One of the best ways to start off a new year with a clear head, a light heart, and loads of energy is to unload the psychological baggage you have been lugging around the prior 12 months — or perhaps your entire life.
In the same way that pure, cleansing foods and juices help your body let go of toxins, a mental detox frees your mind from toxic thoughts that can keep you mired in depression, anxiety, and stress — a mix that is our No. 1 enemy when it comes to staying healthy.
Here’s a little expert advice from psychologists and healers on how to clear the decks:
- Let it out. Keep a journal just for this purpose and write, as freely as possible, about the things that may be getting you down. Do not worry about grammar or spelling — think of it as a stream-of-consciousness narrative and let the words flow.
Do not censor your thoughts. Open yourself to all of the things you might have been afraid to discuss with others or even admit to yourself. Allow the words to flow straight from your heart to the paper.
No one is going to see your journal entries, so let the anger and frustration out completely. Say what you feel.
Psychologists say most people are amazed by how light they feel when they are done. Finish the exercise with a promise to yourself that you are strong enough to release these toxic thoughts, leave them in your past and move forward.
- Relax. Take 10 minutes and enjoy these easy, stress-reducing yoga poses. This series is designed for beginners so anyone can benefit from the exercises. Research shows that yoga reduces anxiety and — bonus — can also lower your risk for heart disease.
- Break new ground. Do something completely new to stimulate your mind in a fresh and exciting way. Listen to a type of music you’ve never heard before. Or experiment with a new workout — if you always do cardio, try Tai Chi. Play a word puzzle and even a video game.

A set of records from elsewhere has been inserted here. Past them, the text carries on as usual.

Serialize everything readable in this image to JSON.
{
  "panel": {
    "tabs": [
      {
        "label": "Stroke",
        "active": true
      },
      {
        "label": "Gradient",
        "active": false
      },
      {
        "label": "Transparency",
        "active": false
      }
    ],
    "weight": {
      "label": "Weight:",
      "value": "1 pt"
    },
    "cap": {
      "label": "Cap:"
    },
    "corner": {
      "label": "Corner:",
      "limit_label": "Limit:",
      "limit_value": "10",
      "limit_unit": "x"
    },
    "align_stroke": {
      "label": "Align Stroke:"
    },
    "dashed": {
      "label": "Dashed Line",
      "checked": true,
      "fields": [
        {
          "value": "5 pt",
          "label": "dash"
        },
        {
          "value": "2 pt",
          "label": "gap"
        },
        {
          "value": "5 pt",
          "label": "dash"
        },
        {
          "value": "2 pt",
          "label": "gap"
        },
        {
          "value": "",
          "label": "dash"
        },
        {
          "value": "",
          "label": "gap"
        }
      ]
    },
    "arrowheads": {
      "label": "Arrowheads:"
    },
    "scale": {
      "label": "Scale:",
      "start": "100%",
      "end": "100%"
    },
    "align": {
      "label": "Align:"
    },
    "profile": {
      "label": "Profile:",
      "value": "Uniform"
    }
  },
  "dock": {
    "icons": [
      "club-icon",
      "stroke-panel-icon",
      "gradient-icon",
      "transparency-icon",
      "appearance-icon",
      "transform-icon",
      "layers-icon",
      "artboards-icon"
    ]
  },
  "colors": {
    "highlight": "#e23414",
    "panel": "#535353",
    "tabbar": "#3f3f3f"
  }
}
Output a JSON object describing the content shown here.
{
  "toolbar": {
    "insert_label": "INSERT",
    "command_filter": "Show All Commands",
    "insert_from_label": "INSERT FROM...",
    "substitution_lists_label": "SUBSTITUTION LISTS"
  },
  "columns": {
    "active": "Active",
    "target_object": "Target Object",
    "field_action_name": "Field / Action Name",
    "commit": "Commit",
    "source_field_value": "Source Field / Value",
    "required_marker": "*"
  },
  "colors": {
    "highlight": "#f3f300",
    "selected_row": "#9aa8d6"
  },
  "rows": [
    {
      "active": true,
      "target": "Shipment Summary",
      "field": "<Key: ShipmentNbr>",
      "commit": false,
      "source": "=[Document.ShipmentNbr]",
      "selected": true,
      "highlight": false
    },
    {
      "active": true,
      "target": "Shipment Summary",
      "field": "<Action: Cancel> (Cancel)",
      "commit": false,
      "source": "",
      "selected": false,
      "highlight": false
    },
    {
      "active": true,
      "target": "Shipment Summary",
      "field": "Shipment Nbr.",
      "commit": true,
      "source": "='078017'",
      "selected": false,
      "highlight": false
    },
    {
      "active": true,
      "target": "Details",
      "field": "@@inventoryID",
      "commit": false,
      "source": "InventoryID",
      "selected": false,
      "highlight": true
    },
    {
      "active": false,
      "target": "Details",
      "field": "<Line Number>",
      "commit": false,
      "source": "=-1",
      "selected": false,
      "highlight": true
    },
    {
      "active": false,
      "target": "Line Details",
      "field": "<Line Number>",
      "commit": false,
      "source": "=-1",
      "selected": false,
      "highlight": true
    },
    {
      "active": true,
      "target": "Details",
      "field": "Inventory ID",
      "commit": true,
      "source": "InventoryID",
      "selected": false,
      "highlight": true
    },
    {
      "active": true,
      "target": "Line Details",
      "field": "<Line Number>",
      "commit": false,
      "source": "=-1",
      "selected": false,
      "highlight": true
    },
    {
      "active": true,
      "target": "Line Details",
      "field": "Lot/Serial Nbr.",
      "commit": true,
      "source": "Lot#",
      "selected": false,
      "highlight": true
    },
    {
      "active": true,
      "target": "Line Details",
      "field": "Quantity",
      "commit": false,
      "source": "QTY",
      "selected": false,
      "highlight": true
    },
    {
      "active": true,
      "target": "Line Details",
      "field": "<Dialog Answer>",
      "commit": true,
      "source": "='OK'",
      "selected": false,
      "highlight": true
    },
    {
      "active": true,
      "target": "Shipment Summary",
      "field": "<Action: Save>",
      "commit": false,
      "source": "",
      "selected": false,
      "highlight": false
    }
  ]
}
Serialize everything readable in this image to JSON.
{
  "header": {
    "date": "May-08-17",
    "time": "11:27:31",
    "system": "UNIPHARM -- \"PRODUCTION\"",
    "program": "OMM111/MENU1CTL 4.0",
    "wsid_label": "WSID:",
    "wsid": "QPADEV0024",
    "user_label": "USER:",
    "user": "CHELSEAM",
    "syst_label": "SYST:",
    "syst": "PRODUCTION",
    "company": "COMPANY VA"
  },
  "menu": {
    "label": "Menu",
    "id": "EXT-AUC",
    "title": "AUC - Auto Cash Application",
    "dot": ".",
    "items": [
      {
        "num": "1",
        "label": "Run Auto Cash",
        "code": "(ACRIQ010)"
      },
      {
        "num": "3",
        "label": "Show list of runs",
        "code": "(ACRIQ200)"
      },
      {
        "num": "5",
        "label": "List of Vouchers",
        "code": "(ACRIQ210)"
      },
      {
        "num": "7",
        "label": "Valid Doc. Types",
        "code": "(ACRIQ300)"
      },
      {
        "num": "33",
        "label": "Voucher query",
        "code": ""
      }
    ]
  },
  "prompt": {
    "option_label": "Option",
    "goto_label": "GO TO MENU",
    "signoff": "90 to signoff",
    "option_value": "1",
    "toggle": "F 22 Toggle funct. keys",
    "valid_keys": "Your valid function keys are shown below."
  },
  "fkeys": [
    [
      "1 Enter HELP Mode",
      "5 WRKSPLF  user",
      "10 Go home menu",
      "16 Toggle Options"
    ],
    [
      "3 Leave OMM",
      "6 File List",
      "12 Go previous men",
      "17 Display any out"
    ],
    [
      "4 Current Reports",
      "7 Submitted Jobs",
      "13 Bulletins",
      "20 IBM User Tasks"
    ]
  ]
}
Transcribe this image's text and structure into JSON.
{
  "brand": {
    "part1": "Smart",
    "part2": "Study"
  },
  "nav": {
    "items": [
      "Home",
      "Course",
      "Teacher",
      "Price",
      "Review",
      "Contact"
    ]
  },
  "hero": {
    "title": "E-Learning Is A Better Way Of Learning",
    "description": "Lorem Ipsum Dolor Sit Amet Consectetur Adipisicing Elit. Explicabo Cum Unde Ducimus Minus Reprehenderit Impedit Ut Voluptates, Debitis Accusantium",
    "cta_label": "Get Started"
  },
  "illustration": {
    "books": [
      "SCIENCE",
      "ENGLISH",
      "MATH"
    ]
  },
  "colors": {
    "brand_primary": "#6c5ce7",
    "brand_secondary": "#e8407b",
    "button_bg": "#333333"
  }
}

- Log off. Take a weekend break from the overstimulation that comes with constant social media checking and participation. Give Facebook, Instagram, Twitter and your smartphone a rest.
- Schedule some quiet time. The holidays are filled with great opportunities to see family and old friends, but all of that social interaction can be draining. If possible, give yourself a couple of days off from loved ones and sit with yourself and your thoughts. Do not stress yourself with resolutions, but allow yourself to daydream a little about what you want for yourself in the coming year.
- Show yourself some love. Make a conscious decision to be more kind to yourself. Think about the way you talk to yourself. Are you judgmental? Critical? Psychologists say that you can pound yourself into depression by not showing yourself the level of understanding you most likely offer other people.
Learn to recast your self-talk so that you become your own close, supportive friend.
Think of all of your wonderful qualities — you might even make a list. Then make it your purpose to be patient and compassionate with yourself in the coming year and beyond.
Have a wonderful, healthy, and peaceful 2015!